Although DD-PCR is robust and reproducible, the procedure required optimization in terms of its 1) ability to detect the common differences in gene expression levels (2-10 fold), 2) suitability with small amounts of RNA from peripheral blood cells (PBMC), 3) suitability with fluorescence detection, and 4) validation by real-time RT-PCR. This is the program's first publication describing optimization of a fluorescent DD-PCR procedure for genome-wide expression profiling with as little as 1 microgram total RNA.

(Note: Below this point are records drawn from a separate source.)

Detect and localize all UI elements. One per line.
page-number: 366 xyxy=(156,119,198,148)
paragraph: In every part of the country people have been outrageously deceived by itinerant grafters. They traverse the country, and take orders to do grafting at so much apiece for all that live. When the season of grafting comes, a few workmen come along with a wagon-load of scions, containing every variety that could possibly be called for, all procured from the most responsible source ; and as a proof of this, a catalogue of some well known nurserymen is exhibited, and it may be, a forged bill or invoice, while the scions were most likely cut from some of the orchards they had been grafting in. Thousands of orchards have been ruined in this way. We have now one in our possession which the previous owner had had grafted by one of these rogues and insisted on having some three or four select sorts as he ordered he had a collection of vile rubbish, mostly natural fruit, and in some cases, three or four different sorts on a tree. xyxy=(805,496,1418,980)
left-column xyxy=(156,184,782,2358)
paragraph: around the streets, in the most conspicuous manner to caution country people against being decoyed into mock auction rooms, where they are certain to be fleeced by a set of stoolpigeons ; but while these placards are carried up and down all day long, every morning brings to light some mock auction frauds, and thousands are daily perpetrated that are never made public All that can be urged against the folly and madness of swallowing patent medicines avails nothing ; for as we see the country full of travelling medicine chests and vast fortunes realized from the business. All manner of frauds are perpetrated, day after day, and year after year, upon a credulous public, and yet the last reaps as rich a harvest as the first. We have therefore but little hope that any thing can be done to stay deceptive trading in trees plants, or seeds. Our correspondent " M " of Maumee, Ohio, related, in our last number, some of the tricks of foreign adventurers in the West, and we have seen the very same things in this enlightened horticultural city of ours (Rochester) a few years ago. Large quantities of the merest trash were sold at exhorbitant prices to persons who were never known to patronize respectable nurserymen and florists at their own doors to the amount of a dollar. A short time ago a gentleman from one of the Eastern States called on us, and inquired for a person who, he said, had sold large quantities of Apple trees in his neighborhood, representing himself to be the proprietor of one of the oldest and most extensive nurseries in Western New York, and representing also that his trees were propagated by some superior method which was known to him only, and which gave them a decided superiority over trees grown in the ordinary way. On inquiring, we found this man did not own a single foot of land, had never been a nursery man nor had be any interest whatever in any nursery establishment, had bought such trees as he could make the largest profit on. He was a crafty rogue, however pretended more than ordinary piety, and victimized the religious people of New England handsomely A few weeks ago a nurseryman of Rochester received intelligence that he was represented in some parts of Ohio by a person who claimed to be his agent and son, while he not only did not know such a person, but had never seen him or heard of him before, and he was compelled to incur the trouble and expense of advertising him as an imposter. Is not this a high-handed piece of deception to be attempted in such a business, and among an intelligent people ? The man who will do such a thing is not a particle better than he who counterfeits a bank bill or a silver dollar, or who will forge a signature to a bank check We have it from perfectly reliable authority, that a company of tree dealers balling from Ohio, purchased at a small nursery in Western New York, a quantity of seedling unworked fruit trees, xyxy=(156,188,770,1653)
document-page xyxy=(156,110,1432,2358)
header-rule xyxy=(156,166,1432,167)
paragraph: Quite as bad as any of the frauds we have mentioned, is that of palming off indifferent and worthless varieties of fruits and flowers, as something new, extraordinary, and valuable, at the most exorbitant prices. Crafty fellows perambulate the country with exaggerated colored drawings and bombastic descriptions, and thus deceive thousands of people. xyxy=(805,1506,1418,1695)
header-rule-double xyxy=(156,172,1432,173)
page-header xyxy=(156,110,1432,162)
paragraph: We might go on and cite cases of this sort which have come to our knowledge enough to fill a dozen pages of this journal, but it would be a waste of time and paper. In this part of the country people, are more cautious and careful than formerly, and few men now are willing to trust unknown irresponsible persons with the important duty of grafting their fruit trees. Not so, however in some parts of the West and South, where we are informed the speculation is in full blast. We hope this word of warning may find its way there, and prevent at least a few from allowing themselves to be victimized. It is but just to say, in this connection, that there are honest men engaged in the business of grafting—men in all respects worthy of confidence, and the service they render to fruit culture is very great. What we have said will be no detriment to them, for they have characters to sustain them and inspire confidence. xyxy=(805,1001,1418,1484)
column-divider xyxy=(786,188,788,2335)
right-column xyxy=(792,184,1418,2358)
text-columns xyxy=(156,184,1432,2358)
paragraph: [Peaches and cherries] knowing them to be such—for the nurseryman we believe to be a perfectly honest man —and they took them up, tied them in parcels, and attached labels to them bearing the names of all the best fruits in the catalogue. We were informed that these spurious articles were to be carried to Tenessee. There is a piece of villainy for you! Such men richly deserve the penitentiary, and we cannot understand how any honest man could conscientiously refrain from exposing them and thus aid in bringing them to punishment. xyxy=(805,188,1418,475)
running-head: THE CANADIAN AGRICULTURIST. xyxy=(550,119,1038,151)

DD-PCR is an increasingly important tool for gene expression profiling studies. Since the introduction of DD-PCR, numerous advances have been made in minimizing false positives and in adapting the technology to multicolor fluorescence detection. However, DD-PCR band intensities do not accurately reflect expression levels since 100-fold differences in the amount of input RNA give comparable results. Therefore, current DD-PCR conditions would fail to detect differentially expressed genes within the 10-fold range that microarray studies have identified as the most common level of regulation.
In this study, we evaluate the impact of changing the amount of input cDNA and the number of high-stringency PCR cycles on the ability of fluorescent DD-PCR to produce complex expression profiles with band intensities that reflect known 2- to 10-fold dilutions of target. We found that for most primer combinations, 4-fold less cDNA and high-stringency PCR cycles reduced to 25 produced reproducible complex band patterns with intensities that reflected 2- to 10-fold differences in expression levels. Real-time quantitative PCR confirmed 90% of differentially expressed genes detected by this modified DD-PCR. These simple changes can be used to make fluorescence DD-PCR more quantitative and may be applied to related differential display techniques, such as RNA arbitrarily primed PCR (RAP-PCR).